One goal of machine learning algorithms is to use past information to predict the future. The advantage of machine learning over traditional analytics is the ability for the machine-learning algorithm to automatically build a good model, saving time, preventing overfitting, and generally being more robust. To do this the algorithm builds a model, calculates the error rate of the model, adjusts parameters to lower the error rate, and iterates again, 'learning' from its mistakes.
There's a step in between: calculating the error rate requires us to split our dataset into a training and test dataset, in which we train the model on the training dataset, and calculate the error rate on the test dataset. We need to do this because if we calculate the error rate while training on the entire dataset we would get a low error rate since the model is trained on that specific data, and this would be misleading for predicting future, unknown data. So using a separate test data set is better measure of how a model actually performs.
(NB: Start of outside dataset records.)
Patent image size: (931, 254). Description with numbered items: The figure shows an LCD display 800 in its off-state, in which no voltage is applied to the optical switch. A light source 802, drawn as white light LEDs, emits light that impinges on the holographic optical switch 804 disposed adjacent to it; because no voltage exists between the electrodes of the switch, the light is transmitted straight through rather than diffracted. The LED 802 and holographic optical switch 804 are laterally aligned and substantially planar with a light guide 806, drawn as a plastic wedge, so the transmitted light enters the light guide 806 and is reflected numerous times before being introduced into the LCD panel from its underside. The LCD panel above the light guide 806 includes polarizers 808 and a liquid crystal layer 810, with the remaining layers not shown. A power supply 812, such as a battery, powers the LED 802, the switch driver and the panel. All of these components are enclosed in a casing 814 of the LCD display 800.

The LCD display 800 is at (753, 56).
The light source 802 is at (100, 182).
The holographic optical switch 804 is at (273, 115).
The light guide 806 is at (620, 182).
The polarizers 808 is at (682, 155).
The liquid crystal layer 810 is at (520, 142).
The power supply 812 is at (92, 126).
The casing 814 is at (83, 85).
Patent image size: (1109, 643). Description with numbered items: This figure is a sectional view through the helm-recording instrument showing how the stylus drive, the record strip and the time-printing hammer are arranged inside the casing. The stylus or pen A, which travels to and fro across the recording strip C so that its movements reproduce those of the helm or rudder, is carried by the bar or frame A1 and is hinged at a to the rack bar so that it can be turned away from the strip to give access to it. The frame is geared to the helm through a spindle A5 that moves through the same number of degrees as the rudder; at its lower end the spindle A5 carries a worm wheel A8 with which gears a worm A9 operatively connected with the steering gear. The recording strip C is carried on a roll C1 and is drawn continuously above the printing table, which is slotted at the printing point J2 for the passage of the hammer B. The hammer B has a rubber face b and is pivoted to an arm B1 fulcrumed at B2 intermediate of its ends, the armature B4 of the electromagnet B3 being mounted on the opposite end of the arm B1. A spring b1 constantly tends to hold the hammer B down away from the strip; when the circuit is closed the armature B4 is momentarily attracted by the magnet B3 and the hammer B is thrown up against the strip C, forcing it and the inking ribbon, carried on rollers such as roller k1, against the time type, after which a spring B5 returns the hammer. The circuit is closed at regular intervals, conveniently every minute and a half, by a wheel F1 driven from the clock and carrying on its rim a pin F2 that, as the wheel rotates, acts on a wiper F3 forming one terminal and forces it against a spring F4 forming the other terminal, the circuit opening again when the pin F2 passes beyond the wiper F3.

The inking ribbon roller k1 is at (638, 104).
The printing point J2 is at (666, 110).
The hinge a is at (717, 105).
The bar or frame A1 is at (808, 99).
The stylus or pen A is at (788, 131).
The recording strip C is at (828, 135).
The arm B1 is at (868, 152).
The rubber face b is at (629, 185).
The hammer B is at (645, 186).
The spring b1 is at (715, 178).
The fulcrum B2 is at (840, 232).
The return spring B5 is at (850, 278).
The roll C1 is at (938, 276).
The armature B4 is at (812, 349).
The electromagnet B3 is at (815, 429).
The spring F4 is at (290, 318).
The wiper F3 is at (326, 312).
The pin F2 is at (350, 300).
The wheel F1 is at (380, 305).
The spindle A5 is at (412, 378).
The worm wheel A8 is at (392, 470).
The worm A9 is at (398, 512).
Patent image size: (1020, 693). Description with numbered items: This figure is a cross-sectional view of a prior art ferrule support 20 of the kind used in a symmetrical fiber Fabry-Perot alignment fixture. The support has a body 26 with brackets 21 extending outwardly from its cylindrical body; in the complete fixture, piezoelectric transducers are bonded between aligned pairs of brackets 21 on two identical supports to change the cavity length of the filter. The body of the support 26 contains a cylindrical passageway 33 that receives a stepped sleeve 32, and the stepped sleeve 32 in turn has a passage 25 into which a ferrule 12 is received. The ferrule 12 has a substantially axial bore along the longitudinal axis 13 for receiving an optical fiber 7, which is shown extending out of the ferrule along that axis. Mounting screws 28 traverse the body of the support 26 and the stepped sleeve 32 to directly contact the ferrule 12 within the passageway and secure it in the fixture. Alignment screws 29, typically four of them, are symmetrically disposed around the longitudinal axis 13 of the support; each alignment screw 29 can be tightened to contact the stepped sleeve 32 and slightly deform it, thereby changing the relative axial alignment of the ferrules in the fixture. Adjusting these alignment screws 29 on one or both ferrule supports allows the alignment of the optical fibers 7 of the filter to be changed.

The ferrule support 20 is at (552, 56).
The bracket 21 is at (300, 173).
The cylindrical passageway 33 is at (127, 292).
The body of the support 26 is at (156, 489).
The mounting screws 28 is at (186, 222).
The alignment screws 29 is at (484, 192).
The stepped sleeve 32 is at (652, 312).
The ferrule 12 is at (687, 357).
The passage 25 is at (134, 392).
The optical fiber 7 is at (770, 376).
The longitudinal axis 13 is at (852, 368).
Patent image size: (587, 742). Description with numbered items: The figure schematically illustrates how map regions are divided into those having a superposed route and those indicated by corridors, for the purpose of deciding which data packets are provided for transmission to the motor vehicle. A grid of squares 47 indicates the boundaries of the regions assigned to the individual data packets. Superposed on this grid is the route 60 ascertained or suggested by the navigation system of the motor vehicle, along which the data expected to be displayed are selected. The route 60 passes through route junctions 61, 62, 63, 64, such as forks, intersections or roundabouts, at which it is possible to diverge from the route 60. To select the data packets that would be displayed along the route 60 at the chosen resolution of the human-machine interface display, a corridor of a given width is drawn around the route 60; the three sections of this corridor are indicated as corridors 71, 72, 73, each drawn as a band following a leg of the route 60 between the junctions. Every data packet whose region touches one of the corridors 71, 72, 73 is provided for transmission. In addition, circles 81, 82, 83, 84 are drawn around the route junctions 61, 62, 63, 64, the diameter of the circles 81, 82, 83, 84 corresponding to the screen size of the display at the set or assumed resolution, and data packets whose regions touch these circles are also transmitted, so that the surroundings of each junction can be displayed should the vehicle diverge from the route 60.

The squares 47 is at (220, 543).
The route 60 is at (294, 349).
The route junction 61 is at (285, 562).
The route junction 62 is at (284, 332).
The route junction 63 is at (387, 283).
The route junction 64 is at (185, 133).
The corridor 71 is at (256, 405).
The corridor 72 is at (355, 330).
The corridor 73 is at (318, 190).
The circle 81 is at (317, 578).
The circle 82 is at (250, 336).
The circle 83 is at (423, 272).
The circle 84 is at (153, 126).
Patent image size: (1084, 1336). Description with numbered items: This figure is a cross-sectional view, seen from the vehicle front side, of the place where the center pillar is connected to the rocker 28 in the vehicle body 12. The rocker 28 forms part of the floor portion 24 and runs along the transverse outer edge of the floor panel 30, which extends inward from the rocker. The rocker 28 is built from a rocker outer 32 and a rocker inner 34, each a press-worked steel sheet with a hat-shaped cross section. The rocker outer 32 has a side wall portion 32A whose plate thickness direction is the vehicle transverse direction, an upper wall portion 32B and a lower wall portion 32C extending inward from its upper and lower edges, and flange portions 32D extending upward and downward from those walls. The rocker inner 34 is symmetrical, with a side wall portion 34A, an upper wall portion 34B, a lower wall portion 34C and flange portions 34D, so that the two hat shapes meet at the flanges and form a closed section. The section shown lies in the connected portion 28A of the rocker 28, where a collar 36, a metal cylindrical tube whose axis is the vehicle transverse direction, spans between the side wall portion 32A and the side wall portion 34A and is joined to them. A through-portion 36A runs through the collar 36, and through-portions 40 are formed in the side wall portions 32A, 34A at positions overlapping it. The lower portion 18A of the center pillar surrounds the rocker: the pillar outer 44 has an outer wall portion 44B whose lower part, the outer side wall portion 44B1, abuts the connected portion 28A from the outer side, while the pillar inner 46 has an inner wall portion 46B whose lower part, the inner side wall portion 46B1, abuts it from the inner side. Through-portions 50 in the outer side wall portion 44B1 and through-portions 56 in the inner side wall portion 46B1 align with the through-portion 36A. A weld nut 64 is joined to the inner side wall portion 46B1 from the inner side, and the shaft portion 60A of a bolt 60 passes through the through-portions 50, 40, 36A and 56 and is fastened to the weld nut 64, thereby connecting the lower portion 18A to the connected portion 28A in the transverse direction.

Below, we've split a dataset into the testing and training sets already; if you were to build a rudimentary model on the following data, how would you draw it?
Most people draw a monotonic line trending upwards, but the reality is that this particular dataset was of temperature readings from San Francisco, which have a generally defined cycle over the course of a year (we had plotted the number of days into the year against temperature). When we looked at the data in two dimensions way we missed out on a another factor: time (seasonality). This should influence our model. Examples like this are why it's important to inspect your dataset, think about your problem, and have the necessary domain knowledge, before throwing an algorithm at a dataset.
This process is also incredibly important for feature generation, which can reveal aspects of your dataset leading to better prediction and classification results. One other important processing step is to cross-validate your data while building a model. This step can be more difficult for time-series datasets, like our example, but it is relatively painless to shuffle your data or to add in k-fold cross-validation.